Ci sono anche già stati episodi di violenza tra i sostenitori dei due candidati. Il più eclatante è stato lo scorso luglio, quando Marcelo de Arruda, un importante membro del Partito dei Lavoratori, quello di Lula, è stato ucciso a colpi di arma da fuoco da un sostenitore di Bolsonaro, durante un evento organizzato a sostegno della candidatura di Lula. Una delle mosse distintive di Bolsonaro ai comizi è di mimare la pistola col pollice e l’indice, ed è capitato che scherzasse sul fatto di sparare addosso ai membri del Partito dei Lavoratori. Nelle ultime due settimane, i suoi sostenitori hanno già attaccato quelli di Lula nel corso di due comizi, lanciando feci, urina e rudimentali ordigni esplosivi contro di loro.
Un timore piuttosto diffuso, inoltre, è che nel caso in cui perda le elezioni e si rifiuti di accettare la sconfitta, Bolsonaro possa arrivare addirittura a mettere in atto un colpo di stato. Vari analisti hanno notato come il presidente brasiliano, che è un ex militare, in questi anni abbia lavorato per assicurarsi il sostegno dell’esercito, con promozioni e benefici, e sono state ritenute preoccupanti anche alcune dichiarazioni fatte in ambiente militare, a volte da funzionari di spicco. Tempo fa, per esempio, il capo di una corporazione di militari in pensione aveva accusato i giudici della Corte suprema di corruzione e invitato Bolsonaro a fare appello alle forze armate per ristabilire «la legge e l’ordine».
Bolsonaro, che negli ultimi tempi ha perso consensi ed è stato molto contestato per come ha gestito la pandemia, ha contribuito a polarizzare la campagna elettorale e a mettere in dubbio la solidità della democrazia brasiliana.

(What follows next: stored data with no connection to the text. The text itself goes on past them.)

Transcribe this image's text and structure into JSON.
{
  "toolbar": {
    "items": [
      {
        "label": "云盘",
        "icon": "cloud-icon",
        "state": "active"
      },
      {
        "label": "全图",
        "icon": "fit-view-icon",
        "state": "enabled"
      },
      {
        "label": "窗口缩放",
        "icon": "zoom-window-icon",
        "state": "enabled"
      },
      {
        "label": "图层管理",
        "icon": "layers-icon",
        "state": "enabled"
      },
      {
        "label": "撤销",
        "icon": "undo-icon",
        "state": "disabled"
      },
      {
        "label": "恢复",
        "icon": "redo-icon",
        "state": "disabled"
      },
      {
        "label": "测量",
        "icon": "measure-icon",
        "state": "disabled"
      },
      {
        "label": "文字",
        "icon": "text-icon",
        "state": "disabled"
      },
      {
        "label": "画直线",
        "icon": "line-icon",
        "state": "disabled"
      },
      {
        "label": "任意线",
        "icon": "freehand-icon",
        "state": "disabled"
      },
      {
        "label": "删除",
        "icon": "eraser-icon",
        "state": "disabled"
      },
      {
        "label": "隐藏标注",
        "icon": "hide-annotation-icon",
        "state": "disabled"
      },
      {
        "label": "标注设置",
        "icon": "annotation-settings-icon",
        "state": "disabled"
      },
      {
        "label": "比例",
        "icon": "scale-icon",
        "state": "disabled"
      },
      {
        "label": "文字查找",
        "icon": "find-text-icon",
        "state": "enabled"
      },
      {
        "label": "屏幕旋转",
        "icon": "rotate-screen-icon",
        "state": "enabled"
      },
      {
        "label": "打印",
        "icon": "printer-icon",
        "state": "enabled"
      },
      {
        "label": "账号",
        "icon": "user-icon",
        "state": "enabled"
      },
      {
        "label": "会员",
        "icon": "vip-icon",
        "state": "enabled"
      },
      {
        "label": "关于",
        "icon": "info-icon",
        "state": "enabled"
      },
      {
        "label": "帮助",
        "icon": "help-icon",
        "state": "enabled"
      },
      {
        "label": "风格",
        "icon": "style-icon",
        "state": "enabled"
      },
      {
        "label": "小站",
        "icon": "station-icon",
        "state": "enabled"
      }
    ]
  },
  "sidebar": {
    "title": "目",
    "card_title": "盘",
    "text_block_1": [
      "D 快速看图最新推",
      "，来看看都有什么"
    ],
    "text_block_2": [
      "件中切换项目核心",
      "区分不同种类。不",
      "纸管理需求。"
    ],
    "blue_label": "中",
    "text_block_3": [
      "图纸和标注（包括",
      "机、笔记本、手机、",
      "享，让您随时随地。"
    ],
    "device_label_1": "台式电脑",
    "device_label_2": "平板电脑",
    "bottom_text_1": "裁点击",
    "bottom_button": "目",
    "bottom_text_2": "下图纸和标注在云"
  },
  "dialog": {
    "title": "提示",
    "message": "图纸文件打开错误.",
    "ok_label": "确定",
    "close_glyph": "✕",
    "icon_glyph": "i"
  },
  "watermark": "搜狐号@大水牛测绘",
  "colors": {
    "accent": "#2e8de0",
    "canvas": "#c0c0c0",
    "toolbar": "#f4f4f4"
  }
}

Sono mesi che attacca la commissione elettorale brasiliana, insinuando dubbi sulla validità dei sistemi di voto elettronici e dicendo che potrebbe non riconoscere il risultato delle prossime elezioni in caso di sconfitta. Un anno fa, durante una funzione evangelica a Goiânia, Bolsonaro ha anche detto che vedeva tre possibilità per il suo futuro: «Essere arrestato, essere ucciso o vincere». Lo scorso maggio, invece, ha detto che «solo Dio» avrebbe potuto rimuoverlo dal suo incarico. Più di recente ha detto: «se ce n’è bisogno, andremo in guerra».
Tutte queste dichiarazioni, unite al modo in cui incita i propri sostenitori, fanno temere che le elezioni in Brasile possano trasformarsi quantomeno in qualcosa di simile a quelle degli Stati Uniti del 2020, dopo le quali i sostenitori di Trump assaltarono il Campidoglio per bloccare la certificazione dell’elezione vinta da Joe Biden: «Ci sono le condizioni perché ciò accada», ha detto al Guardian Pablo Nunes, capo del centro studi Centro de Estudos de Segurança e Cidadania (CESeC).